第90話 夜遊び

 鈴木さんとは、川崎でよく遊んだ。


 川崎のストリップ劇場に森と三人で初めて行った時、場内満員で空気が悪く、人酔いして見られない時があった。


 公演が終わり人の入れ替わりで、僕が最前列に陣取ったとき、鈴木さんが「昇、何をしているんだ、帰るぞ」と言う。


 僕はまだ何も観ていないと言っても、帰ると言ってきかない。こういうときの鈴木さんは冷たい。後をついて行くしかなかった。


 フィリピンパブに二人でハマった時もある。多い時は、一週間通しで店に行った。よくお金が持ったと思う。


 明け方まで、カラオケに行った時もある。家に帰ると、最低二時間は寝る様にした。寝ないで仕事をした事は何度もあるが、かなりきつい。


 一人で遊ぶ時もある。根性試しだと思い、若い女の子をナンパして飲む事もあった。 女の子を選ぶ時、僕は出来るだけスタイルの良い可愛い子にした。特に自分に自信のある子の方がナンパし易かった。

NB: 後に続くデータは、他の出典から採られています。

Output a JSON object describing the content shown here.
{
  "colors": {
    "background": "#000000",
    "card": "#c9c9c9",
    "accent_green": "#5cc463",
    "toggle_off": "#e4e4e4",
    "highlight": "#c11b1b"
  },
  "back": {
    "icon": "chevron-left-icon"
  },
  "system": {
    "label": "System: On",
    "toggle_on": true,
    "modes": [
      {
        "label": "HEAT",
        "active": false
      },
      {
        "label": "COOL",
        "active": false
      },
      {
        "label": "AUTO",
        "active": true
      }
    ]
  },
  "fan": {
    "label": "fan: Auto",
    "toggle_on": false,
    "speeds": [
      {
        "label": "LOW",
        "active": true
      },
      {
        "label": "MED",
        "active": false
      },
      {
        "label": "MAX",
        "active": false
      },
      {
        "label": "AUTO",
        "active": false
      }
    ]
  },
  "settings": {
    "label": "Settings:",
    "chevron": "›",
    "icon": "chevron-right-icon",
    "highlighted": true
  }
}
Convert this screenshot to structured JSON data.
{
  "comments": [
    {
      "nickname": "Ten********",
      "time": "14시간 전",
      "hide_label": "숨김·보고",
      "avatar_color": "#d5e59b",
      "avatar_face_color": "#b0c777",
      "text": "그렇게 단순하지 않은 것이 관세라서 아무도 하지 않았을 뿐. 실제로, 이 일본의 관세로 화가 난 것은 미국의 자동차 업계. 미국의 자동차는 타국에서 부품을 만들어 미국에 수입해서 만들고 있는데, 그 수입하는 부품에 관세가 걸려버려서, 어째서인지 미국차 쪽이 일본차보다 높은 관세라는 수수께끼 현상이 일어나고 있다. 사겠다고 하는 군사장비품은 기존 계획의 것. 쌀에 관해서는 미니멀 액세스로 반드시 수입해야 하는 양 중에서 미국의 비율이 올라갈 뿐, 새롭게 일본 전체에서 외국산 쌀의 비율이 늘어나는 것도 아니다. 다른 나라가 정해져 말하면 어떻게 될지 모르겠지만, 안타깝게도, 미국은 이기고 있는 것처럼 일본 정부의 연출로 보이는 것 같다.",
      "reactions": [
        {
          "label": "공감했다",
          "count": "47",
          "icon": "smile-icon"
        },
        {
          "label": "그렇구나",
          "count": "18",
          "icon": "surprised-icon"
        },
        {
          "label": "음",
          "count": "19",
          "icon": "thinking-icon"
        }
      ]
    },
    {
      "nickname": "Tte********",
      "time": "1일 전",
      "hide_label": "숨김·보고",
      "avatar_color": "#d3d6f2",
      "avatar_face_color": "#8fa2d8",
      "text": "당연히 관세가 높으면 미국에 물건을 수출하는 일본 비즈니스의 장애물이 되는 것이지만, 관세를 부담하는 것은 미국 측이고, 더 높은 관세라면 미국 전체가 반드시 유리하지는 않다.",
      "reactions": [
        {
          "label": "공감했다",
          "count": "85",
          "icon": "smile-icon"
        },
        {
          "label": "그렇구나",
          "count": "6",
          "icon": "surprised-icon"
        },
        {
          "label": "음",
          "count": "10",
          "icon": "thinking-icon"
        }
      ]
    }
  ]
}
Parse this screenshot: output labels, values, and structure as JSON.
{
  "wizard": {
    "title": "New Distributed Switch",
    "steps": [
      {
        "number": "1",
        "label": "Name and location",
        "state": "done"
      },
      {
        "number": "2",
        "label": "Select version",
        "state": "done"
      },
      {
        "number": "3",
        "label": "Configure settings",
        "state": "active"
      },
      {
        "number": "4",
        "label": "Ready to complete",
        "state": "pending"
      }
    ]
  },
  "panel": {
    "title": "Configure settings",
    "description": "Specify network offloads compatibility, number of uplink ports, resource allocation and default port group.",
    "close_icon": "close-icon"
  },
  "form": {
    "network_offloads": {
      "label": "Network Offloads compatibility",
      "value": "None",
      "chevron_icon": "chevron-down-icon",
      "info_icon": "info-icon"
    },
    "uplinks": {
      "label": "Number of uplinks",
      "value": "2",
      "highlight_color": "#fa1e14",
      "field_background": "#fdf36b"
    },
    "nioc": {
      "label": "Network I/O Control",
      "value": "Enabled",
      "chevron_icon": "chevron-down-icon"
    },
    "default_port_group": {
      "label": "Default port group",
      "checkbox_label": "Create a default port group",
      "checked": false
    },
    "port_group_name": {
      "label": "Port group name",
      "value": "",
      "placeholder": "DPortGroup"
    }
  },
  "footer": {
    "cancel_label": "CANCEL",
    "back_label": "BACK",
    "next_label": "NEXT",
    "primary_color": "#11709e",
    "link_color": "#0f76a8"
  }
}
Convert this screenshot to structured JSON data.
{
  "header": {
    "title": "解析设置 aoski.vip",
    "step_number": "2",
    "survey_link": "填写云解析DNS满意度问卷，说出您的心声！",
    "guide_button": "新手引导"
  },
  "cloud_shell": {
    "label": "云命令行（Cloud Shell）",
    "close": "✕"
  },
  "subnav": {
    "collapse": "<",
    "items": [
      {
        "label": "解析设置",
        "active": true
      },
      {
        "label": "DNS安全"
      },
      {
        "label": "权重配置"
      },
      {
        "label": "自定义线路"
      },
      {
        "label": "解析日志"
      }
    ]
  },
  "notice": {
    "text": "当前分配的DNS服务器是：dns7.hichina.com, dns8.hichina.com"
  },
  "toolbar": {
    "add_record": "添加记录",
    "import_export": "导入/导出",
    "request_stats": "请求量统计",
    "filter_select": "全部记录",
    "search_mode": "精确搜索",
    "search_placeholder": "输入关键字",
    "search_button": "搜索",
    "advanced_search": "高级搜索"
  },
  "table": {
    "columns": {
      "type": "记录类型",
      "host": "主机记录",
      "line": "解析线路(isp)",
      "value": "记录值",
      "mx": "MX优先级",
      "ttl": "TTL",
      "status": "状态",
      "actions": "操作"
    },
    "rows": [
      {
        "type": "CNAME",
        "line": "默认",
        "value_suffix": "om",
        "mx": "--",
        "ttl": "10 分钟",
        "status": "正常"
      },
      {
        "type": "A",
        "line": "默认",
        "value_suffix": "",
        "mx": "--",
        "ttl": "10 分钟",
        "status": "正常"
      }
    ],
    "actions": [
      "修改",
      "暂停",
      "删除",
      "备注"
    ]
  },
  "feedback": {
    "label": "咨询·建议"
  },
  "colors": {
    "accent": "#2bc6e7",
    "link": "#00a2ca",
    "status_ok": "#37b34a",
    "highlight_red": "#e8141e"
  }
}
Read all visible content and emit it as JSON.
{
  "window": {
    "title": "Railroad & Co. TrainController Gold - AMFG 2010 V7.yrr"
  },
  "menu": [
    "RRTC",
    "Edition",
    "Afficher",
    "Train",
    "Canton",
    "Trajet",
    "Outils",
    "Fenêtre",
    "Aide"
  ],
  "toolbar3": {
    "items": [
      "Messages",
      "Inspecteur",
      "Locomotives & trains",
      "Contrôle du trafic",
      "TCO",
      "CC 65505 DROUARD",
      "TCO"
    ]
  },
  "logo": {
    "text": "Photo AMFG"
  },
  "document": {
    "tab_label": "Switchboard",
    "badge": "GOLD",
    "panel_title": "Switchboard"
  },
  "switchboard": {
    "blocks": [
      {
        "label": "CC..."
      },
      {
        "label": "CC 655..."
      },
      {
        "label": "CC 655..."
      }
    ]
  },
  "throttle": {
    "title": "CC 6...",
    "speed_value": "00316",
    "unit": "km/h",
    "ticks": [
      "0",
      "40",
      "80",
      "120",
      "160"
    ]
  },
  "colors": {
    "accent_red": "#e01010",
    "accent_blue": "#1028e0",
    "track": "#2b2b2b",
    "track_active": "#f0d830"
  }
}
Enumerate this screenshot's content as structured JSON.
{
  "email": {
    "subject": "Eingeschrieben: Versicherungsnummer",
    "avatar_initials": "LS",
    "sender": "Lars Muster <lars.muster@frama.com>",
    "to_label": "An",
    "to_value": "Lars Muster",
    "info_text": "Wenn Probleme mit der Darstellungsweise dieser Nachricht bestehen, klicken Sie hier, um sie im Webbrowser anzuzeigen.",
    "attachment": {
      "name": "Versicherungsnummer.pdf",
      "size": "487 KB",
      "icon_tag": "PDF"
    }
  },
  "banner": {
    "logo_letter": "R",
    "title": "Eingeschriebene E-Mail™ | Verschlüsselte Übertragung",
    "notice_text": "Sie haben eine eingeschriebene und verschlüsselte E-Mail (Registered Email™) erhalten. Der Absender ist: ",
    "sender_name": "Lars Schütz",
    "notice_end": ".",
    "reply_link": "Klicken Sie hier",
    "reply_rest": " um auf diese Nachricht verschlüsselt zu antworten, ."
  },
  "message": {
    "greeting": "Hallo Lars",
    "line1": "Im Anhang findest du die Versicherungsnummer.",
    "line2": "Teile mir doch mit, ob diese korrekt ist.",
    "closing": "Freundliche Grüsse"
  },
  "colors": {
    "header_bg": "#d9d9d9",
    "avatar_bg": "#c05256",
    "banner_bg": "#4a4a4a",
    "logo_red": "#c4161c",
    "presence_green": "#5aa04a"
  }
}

 ビリヤードが流行った時、ナンパした子がナインボールに自信あるからやろうと言う。


 「私が勝ったら二万もらう。貴方が勝ったら朝まで付き合うから、私を好きにして良いわ」


 勝負が始まる。僕が先行だ。第一打力強く打つと「パーン」と玉の弾ける良い音がなる。コロコロと九番ボールがポケットへ入った。


 それこそ映画のワンシーンの様だった。


 「キャー何、怖い」と僕を見た。


 僕は鈴木さんと嫌と言う程、ビリヤードをしていて自信がある。女の子など相手にならない。何度やっても勝てないので最後は、自分の手で九番ボールを入れていた。


 約束通り僕は、朝まで女の子を好きにさせてもらった。